Domino is part of a long line of feline friends on campus. “Cat colonies” have existed at UT for years. In 1997, there were more than 100 cats roaming campus. According to anissue of The Daily Texan from that year, an anonymous person known as “Cat Man” made sure they were fed, spending up to $30 a week on food. In response to university policy at the time—which was to euthanize the feral cats—a group of about 50 passionate staffers and students created the Campus Cat Coalition, which worked to capture strays and have them vaccinated and neutered.  

Nowadays, the university does not relocate or euthanize stray cats and in 2010, Austin became a no-kill city. Domino has his own court of caretakers who tend to his needs, made up of current and former UT faculty and staff, some of whom have known him since he was just a little prince. They change his water and feed him every morning and every night, following a scheduled rotation of duties. Recently, they took him to the vet to get microchipped, vaccinated, and medicated for fleas.   

UT staff member Christina Huizar, MA ’11, is one of Domino’s underlings. She and her partner Patrick Parker, who run a Facebook page called Cats of West Campus dedicated to caring for the feline inhabitants of Domino’s neighboring land, joined the caretakers a couple of years ago. She describes “Domi,” as she lovingly refers to him, as full of “cattitude”—sassy and never boring.   

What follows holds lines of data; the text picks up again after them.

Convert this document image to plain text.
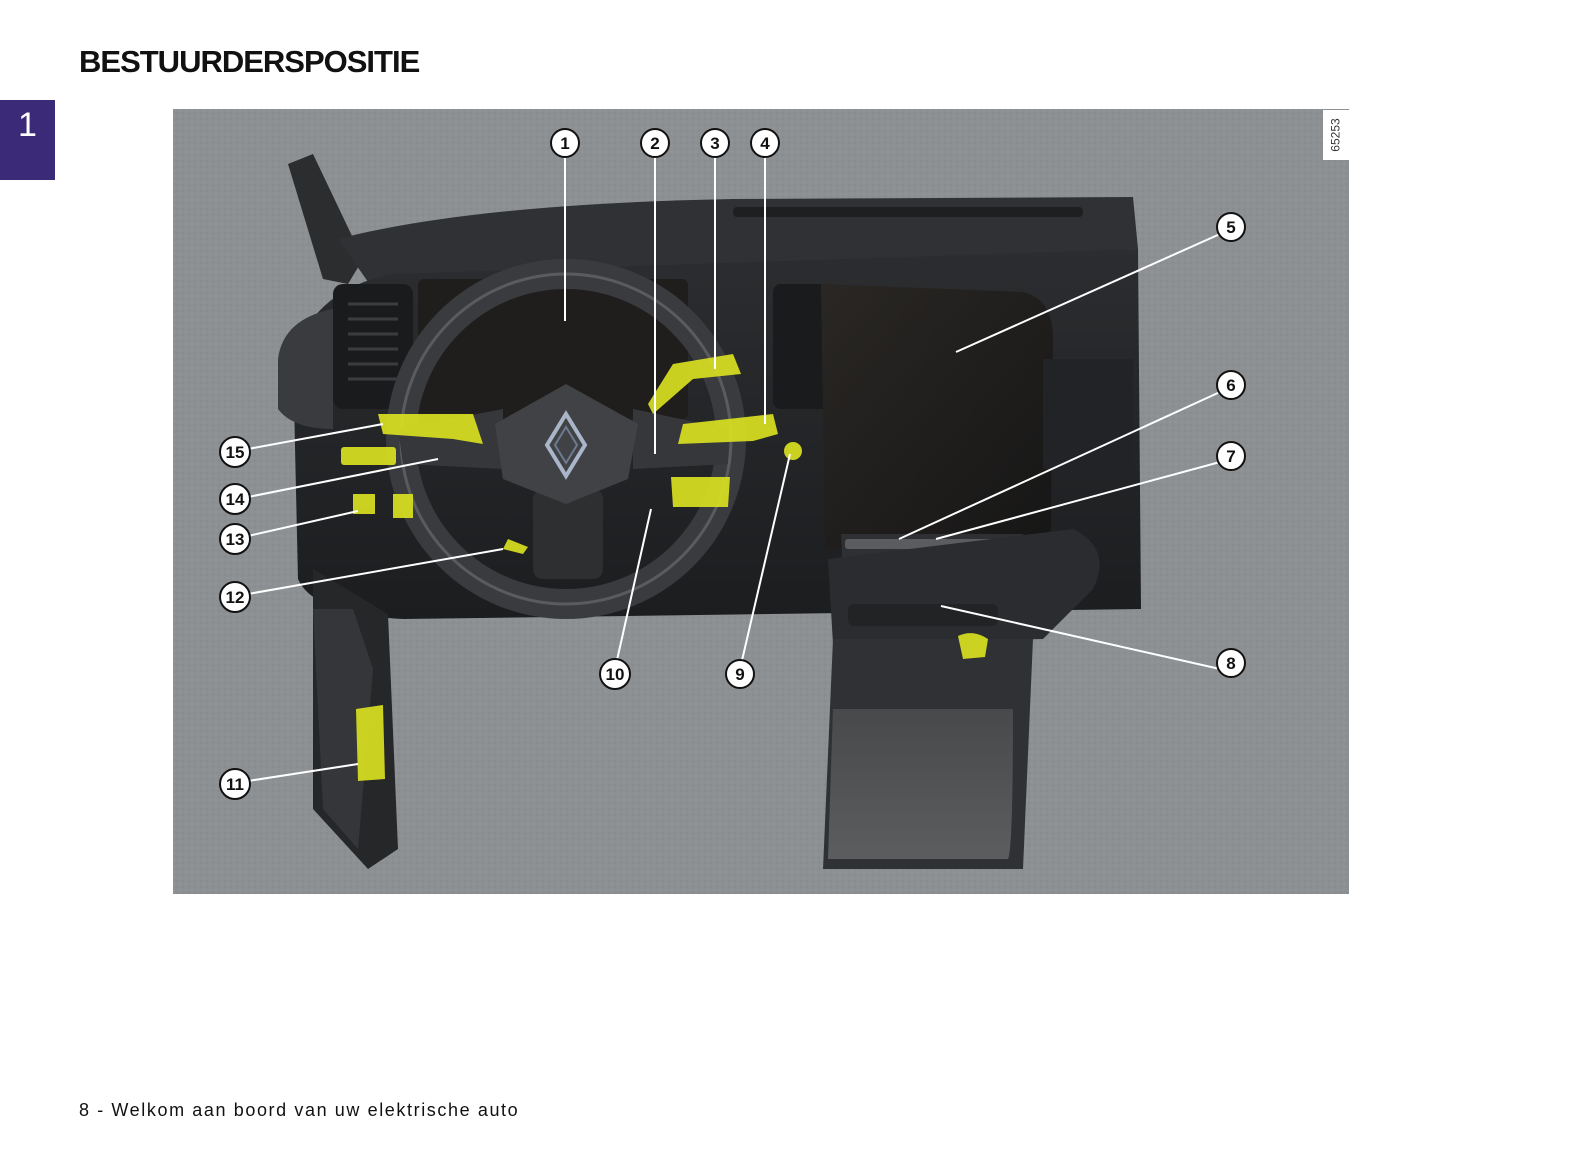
BESTUURDERSPOSITIE
1	1	2	3 4
5
6
7
8
9
10
11
12
13
14
15
65253
8 - Welkom aan boord van uw elektrische auto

“Domino has a lot of personality,” she says. “For some people, he will crawl into their lap and purr like a kitten. For others, as soon as you put down the food can, his interest in you is over. He’s a character, and much beloved. He’s a second mascot for UT at this point.”  

On the morning I observe Domino, I begin to understand why campus has chosen this cat to be the object of their affection. Why so many people want to care for him, or why passersby unwittingly smile in his direction until he is out of sight. He has a laissez-faire demeanor, unfazed by the birds and other critters who take from his bowl of food. He is approachable, unlike everyone’s favorite bovine Bevo, though that’s no fault of the steer’s own. And when you see him appear, just like an albino squirrel skirting through a pile of leaves, it’s a whimsical surprise for students dealing with a stressful day of schoolwork.   

Smitten myself, I watch him meander until he trots back toward the FAC and disappears beneath the bushes, where he will rest until he deigns to grace the Longhorns with his presence once again.